Okay, thanks very much.

Thanks, George.

Your next question system from the line of Jason Zhang with BMO Capital Markets.

Thanks. Couple of questions. One, when will be the first time we can see the BID study data presented at a medical meeting? And the second is the supply channel -- supply management, how many, you know, suppliers have you identified for Telaprevir, and how are you going to de-risk that by -- you know, securing more supplier, or are you going to rely on one or two main supplier?

Thanks for the question, Jason. First, on the data question on the BID study, given that it is a Phase II-A type study, 160 patients, what you should expect is a disclosure that would probably be top line data in a press release that would come later this year. We tended to preserve the detail of this study for medical conferences, and we have also preserved the disclosure of medical (inaudible) for those trials that could potentially be used for registration, but in summary the BID study would be a top-line press release in the latter part of this year. On the supply question, first of all, we have a supply chain in place that starts overseas and comes through Europe and into the US, and it's had it's validation and we're productive in already producing commercial product. As far as diversifying the risk in our supply chain, we've also have J&J as a very capable partner, (inaudible) with J&J and TivoTech and they are replicating our process, they are a very able backup interms of diversifying our risks. We're in a very good place for scale-up and commercial supply of our product, including where J&J is today as well.

Okay, I think a quick question on your collaboration, I think -- it is certainly not the first time you have emphasized exploring opportunity and seeking collaboration of other products in the future development, and I know you are not going to disclose, you know, the exact company you are talk to, but from a philosophical point of view, given there are so many opportunities out there, different types of drugs, you know, polymers inhibitors protease inhibitor, your know your new modulator, how are you going to evaluate this opportunity, and to whom you are going to focus more, you know, versus the others?

Jason, it's Kurt. It's a good question. Right now we at Vertex are really trying to take a view that we are trying to build a leadership position in the category of hepatitis C. And we're looking at novel therapies that can be combined with either Telaprevir we're also obviously looking at potential therapies and the time frame that could be combined with our second generation proteases as well. Right now our current thinking, based on the data that comes out, and we're tracking all the different complimentary therapies and we're in discussions with not just one company, but multiple companies, we tend to be leaning towards the STAT-C therapies that are most advanced with what looks like so far potentially promising efficacy and safety data to the point where they could be potentially combined with Telaprevir and get to the market based on the leadership position with Telaprevir potentially quicker.

You know, financially, how are you going to arrange these collaborations? Do you have any preference?

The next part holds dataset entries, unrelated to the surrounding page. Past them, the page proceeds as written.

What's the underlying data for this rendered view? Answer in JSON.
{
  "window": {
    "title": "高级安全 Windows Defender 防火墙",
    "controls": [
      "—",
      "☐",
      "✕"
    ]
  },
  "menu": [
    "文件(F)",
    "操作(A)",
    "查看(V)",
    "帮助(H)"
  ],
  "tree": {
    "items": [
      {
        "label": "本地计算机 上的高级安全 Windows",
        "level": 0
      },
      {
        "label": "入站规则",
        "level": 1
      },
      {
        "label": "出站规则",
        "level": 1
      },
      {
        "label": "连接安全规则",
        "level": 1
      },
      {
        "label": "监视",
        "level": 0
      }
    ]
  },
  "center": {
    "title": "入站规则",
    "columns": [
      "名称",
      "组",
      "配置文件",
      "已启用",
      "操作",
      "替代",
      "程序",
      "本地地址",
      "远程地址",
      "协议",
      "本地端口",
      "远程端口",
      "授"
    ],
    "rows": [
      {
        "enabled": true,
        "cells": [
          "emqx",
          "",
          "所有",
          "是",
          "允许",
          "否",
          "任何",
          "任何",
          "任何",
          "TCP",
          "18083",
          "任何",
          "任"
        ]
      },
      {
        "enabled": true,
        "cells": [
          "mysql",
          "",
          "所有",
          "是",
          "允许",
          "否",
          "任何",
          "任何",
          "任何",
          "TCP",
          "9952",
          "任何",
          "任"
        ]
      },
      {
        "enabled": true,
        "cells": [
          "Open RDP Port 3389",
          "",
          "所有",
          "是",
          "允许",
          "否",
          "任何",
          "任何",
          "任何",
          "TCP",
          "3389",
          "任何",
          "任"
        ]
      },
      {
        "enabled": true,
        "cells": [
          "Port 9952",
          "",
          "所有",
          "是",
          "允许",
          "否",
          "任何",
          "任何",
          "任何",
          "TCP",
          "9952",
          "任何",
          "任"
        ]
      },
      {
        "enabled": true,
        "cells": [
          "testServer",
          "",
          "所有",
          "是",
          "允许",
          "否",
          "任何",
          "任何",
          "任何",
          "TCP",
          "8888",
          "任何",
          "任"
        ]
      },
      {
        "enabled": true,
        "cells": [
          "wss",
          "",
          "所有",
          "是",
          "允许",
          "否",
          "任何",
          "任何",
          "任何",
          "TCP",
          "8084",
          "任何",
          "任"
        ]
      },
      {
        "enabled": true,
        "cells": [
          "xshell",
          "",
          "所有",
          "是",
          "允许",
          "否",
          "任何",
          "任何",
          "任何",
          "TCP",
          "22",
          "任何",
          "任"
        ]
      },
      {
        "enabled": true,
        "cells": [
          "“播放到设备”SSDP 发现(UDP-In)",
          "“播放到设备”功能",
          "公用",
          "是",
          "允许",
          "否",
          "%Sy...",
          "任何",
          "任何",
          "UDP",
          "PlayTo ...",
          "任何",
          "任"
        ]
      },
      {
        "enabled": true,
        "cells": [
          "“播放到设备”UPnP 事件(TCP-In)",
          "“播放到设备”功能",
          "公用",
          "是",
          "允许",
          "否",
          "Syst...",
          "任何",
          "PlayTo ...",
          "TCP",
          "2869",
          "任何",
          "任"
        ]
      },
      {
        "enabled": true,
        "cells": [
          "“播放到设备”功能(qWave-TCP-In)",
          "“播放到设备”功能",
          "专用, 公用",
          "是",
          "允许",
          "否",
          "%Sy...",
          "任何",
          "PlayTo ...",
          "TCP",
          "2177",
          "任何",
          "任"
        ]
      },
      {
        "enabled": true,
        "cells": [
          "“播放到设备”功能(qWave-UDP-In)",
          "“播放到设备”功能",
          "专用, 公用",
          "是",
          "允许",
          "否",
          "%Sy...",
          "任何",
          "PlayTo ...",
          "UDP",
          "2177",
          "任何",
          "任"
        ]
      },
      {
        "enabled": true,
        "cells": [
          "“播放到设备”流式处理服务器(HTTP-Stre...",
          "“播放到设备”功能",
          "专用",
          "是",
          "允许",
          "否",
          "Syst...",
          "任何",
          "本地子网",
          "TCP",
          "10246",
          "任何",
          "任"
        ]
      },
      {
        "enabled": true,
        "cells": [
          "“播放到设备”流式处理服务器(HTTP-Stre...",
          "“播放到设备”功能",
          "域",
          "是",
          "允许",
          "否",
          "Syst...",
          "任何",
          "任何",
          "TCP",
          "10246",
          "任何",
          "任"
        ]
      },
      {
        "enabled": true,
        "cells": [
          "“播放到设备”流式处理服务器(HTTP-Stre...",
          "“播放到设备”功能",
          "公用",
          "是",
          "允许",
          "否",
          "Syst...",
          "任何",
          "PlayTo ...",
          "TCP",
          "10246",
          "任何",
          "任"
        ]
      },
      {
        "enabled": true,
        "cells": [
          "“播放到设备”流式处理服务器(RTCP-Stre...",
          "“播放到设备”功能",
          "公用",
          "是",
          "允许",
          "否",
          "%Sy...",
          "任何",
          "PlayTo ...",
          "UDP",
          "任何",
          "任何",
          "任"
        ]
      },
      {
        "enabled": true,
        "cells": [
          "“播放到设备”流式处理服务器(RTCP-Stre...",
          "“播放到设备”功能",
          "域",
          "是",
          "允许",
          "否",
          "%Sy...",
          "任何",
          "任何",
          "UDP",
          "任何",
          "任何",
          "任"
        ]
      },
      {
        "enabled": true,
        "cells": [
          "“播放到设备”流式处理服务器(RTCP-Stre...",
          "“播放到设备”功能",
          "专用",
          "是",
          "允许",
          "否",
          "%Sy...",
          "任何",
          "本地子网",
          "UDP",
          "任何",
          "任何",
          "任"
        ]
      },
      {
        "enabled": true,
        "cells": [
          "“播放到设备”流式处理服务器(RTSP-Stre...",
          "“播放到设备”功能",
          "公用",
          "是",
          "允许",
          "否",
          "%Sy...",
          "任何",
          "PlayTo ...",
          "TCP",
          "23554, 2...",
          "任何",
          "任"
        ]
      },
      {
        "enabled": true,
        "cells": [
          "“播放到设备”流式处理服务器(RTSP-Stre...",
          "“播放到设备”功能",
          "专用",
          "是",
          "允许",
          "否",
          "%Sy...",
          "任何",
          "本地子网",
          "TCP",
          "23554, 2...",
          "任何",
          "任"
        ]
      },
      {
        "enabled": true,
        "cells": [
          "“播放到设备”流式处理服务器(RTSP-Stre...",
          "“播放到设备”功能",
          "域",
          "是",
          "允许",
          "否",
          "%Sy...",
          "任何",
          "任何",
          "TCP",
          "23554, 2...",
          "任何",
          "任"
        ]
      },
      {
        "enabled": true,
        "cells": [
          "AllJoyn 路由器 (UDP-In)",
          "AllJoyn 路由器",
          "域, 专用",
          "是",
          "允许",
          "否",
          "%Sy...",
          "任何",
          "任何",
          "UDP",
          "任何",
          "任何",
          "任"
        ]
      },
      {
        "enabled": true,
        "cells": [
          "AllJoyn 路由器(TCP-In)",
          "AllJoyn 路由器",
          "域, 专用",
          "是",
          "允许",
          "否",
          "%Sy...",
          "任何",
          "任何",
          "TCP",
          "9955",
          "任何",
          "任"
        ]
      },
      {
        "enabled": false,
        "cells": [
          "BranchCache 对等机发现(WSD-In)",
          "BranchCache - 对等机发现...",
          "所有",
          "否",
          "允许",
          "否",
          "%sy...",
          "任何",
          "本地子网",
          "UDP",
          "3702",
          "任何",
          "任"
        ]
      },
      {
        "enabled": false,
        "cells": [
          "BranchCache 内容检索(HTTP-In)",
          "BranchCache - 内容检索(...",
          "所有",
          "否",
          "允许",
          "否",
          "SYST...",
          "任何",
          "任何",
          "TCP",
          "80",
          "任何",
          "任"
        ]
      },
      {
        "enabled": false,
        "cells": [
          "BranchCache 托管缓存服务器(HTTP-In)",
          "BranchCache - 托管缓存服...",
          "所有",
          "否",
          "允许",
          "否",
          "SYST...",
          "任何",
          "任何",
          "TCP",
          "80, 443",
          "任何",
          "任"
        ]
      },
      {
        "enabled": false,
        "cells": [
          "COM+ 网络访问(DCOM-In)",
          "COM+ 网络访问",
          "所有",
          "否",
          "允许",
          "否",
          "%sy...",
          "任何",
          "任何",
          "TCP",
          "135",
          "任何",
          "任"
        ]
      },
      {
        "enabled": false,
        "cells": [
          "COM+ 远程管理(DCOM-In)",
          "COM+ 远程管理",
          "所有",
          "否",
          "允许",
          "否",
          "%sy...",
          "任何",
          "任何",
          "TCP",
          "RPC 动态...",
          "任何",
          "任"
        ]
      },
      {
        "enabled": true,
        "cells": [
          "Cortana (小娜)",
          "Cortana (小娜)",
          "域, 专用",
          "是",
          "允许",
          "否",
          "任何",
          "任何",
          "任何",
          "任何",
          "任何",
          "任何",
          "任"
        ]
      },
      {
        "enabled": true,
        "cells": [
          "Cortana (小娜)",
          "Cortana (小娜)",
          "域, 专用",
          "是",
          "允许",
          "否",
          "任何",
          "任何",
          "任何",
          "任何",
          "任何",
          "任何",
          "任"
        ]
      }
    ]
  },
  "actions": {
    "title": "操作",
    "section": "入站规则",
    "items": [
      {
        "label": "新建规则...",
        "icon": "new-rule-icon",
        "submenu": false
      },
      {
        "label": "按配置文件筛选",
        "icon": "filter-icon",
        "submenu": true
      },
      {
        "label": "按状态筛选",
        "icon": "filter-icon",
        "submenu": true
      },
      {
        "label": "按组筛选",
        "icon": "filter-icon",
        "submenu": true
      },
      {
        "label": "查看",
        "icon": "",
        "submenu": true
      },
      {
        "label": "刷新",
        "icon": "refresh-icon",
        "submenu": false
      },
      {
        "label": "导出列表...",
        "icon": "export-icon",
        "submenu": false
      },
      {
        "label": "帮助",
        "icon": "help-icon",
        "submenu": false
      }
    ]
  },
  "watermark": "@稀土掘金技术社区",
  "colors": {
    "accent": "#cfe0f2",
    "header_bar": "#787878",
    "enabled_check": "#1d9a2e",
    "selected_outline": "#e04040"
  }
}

It really depends company by company the different types of collaborations we are looking at. Some of them include just doing joint studies for potential inclusion and labeling, right up through different kinds of deals where we would have the asset ourselves in our own portfolio. So, it's not something I can give you one specific response on. There's a number of different companies we're talking to and different structures.

Thanks.

Thank you.

(OPERATOR INSTRUCTIONS) And there are no further questions at this time.

Okay. If there are no further questions, we'll say thank you very much for listening to the call tonight, and let you know that we will in our offices to answer any follow up questions that you have. Thanks again.

This concludes today's Vertex Q1 financial results conference call. You may now disconnect.